The late Nathaniel Brandon, a Canadian American psychotherapist, who once engaged in a love affair with Ayn Rand, wrote the book, Honoring the Self, in which he suggests that every individual is to be regarded as an end in him or herself and that pursuit of our well-being and happiness is our proper moral purpose.
In 2015, Peter Schwartz, an American futurist, and author published his book In Defense of Selfishness, in which he suggests that his greatest intellectual debt is to Ayn Rand for her comprehensive philosophy of reason and individualism. He himself promotes the ideology that the selfish individual lives by reason and should not sacrifice himself for others, nor sacrifice others for himself.
While but brief excerpts of their ideologies, these views of Rand, Brandon, and Schwartz clearly reflect the values of our individualistic, self-centered society today.
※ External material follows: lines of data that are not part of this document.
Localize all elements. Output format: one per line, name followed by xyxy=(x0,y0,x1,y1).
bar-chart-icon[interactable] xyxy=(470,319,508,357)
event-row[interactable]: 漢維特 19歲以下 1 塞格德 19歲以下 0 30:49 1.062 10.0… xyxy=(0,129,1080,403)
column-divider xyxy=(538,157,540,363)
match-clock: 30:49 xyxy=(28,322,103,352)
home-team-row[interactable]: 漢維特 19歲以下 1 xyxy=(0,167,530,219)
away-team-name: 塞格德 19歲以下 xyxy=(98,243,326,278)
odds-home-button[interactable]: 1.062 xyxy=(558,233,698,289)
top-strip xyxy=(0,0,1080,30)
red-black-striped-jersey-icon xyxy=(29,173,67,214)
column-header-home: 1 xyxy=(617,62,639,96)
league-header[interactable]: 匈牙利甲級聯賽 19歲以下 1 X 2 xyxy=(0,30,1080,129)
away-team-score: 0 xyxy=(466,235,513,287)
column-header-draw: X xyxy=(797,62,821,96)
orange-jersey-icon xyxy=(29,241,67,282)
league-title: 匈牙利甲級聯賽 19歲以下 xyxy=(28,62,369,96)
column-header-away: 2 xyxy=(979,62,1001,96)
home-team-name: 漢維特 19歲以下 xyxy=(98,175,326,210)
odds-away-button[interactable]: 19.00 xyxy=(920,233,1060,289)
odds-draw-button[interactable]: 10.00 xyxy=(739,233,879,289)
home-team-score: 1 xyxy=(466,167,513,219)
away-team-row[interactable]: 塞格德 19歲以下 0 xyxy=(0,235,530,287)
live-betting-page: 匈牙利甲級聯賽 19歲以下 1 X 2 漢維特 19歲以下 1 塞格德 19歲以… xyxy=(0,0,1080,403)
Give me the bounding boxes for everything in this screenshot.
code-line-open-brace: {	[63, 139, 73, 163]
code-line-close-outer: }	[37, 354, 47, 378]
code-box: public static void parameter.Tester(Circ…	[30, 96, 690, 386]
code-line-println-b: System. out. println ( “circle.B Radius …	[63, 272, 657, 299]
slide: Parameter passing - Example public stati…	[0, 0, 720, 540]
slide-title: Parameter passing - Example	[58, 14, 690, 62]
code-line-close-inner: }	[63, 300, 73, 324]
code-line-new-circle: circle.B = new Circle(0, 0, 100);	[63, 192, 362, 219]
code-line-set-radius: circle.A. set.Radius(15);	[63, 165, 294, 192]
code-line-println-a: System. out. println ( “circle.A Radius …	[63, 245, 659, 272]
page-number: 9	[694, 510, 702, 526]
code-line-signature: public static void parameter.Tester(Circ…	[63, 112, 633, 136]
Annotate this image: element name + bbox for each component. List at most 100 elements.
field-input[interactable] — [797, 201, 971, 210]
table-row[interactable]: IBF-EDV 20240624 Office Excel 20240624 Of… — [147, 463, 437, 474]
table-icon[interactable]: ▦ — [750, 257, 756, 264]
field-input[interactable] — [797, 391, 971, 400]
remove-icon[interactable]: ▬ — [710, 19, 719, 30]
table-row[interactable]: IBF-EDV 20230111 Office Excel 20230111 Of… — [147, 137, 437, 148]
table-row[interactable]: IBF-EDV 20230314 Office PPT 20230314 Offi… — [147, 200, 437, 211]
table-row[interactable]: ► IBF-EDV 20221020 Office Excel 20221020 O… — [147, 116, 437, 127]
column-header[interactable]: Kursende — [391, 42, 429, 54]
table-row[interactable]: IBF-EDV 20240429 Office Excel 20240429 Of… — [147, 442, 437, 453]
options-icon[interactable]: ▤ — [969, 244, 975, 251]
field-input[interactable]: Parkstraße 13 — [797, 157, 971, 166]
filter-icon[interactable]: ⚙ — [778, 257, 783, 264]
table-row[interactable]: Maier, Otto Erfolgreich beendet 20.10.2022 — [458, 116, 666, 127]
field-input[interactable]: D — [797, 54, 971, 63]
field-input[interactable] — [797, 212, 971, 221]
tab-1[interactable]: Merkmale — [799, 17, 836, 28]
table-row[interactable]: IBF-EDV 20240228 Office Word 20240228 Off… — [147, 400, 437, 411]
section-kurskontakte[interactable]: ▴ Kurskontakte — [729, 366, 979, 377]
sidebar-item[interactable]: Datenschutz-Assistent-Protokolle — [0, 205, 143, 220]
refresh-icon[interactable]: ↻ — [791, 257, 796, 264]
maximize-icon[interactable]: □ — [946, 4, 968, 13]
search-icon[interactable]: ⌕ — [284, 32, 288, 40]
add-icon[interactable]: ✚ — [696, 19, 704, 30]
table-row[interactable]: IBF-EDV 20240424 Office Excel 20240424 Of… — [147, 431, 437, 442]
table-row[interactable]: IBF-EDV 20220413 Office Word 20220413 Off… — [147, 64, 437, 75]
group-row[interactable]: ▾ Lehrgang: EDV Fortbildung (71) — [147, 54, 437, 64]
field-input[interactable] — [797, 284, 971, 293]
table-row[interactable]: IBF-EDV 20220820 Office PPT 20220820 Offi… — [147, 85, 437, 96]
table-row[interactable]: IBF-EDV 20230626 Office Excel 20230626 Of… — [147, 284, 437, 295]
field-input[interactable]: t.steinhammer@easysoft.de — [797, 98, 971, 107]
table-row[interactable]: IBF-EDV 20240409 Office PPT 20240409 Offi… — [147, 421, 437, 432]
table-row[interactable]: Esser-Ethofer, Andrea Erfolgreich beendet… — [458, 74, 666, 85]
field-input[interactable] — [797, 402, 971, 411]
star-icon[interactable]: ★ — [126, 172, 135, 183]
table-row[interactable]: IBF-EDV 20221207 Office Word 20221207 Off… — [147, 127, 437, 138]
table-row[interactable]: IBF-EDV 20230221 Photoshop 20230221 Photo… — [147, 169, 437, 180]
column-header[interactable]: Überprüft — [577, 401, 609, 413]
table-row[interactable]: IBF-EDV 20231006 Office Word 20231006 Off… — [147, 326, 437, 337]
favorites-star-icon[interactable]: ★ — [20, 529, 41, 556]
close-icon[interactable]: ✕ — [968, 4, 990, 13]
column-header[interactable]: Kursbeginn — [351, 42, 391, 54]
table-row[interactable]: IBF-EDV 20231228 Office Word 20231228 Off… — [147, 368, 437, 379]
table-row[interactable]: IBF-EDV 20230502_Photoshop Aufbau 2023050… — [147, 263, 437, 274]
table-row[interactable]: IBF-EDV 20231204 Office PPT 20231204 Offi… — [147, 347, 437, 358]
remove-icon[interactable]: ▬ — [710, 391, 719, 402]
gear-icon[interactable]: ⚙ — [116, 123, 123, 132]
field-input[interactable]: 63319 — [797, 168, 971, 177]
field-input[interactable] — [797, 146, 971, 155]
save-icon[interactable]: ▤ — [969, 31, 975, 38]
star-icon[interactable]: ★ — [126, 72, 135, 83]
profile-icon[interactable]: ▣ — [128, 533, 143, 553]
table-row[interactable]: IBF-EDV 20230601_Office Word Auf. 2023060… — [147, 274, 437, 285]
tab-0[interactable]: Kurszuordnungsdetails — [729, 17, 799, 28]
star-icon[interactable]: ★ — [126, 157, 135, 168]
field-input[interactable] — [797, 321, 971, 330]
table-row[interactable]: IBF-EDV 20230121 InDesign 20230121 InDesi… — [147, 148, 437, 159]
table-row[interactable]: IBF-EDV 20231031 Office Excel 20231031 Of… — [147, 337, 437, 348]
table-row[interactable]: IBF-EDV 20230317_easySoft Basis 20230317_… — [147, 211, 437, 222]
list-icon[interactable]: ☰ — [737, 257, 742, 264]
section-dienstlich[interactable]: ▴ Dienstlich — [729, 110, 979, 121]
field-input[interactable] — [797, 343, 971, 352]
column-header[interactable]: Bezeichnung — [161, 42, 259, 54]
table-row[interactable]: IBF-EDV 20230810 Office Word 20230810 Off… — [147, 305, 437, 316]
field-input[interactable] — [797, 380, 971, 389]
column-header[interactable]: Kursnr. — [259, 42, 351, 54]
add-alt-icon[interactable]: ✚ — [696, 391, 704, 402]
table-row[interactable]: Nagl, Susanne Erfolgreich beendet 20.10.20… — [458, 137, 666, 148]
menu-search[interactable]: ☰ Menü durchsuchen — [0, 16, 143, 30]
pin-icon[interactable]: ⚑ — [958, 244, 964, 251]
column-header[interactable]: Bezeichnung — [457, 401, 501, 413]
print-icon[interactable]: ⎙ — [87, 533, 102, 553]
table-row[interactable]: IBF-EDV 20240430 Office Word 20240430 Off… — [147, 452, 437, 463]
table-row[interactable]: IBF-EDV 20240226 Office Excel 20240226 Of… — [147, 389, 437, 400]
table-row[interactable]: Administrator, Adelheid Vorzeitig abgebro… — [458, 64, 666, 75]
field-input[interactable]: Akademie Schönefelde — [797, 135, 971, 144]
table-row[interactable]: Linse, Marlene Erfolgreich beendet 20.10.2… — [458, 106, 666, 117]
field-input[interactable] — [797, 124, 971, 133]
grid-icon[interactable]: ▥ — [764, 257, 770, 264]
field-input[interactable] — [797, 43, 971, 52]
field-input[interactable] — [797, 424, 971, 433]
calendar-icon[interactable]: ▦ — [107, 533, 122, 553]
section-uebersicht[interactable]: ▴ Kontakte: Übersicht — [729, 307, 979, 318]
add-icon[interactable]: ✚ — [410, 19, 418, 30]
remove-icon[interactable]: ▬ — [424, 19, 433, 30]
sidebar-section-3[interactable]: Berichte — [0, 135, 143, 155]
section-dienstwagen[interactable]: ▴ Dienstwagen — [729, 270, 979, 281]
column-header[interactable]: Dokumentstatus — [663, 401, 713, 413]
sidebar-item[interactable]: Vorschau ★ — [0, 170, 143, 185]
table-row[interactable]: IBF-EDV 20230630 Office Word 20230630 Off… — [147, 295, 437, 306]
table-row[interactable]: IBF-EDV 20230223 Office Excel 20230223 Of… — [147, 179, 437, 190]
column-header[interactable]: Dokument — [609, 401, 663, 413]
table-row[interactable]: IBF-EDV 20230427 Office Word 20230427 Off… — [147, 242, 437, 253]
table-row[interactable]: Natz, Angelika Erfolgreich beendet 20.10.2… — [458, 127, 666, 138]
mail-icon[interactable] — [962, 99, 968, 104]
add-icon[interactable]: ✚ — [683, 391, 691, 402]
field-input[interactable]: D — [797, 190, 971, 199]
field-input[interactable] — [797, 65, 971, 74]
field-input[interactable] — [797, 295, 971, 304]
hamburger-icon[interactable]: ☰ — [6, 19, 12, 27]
However, should we ask whether the development and prioritization of the self are sufficient to sustain and progress our communities and institutions? Consider: why do we as a society struggle to work together as unified people seeking common goals and consistently fail to reinvent our country so that it once again stands as an obelisk in the desert that others would emulate? Do these individualistic ideologies naturally inspire one to dedicate themselves to the well-being of others once they have devoted and sacrificed so much to become their “best selves”?
I am a Christian and attempt, often failing, to live a life like that of Jesus Christ. To that end, I am responsible for developing the talents He gave me and thus, fully support the notion that I must develop myself, as failing to do so would leave me with little to share. I am compelled to share my talents, resources, and time with others, and I make it my personal purpose to support the flourishing of all individuals in my spheres.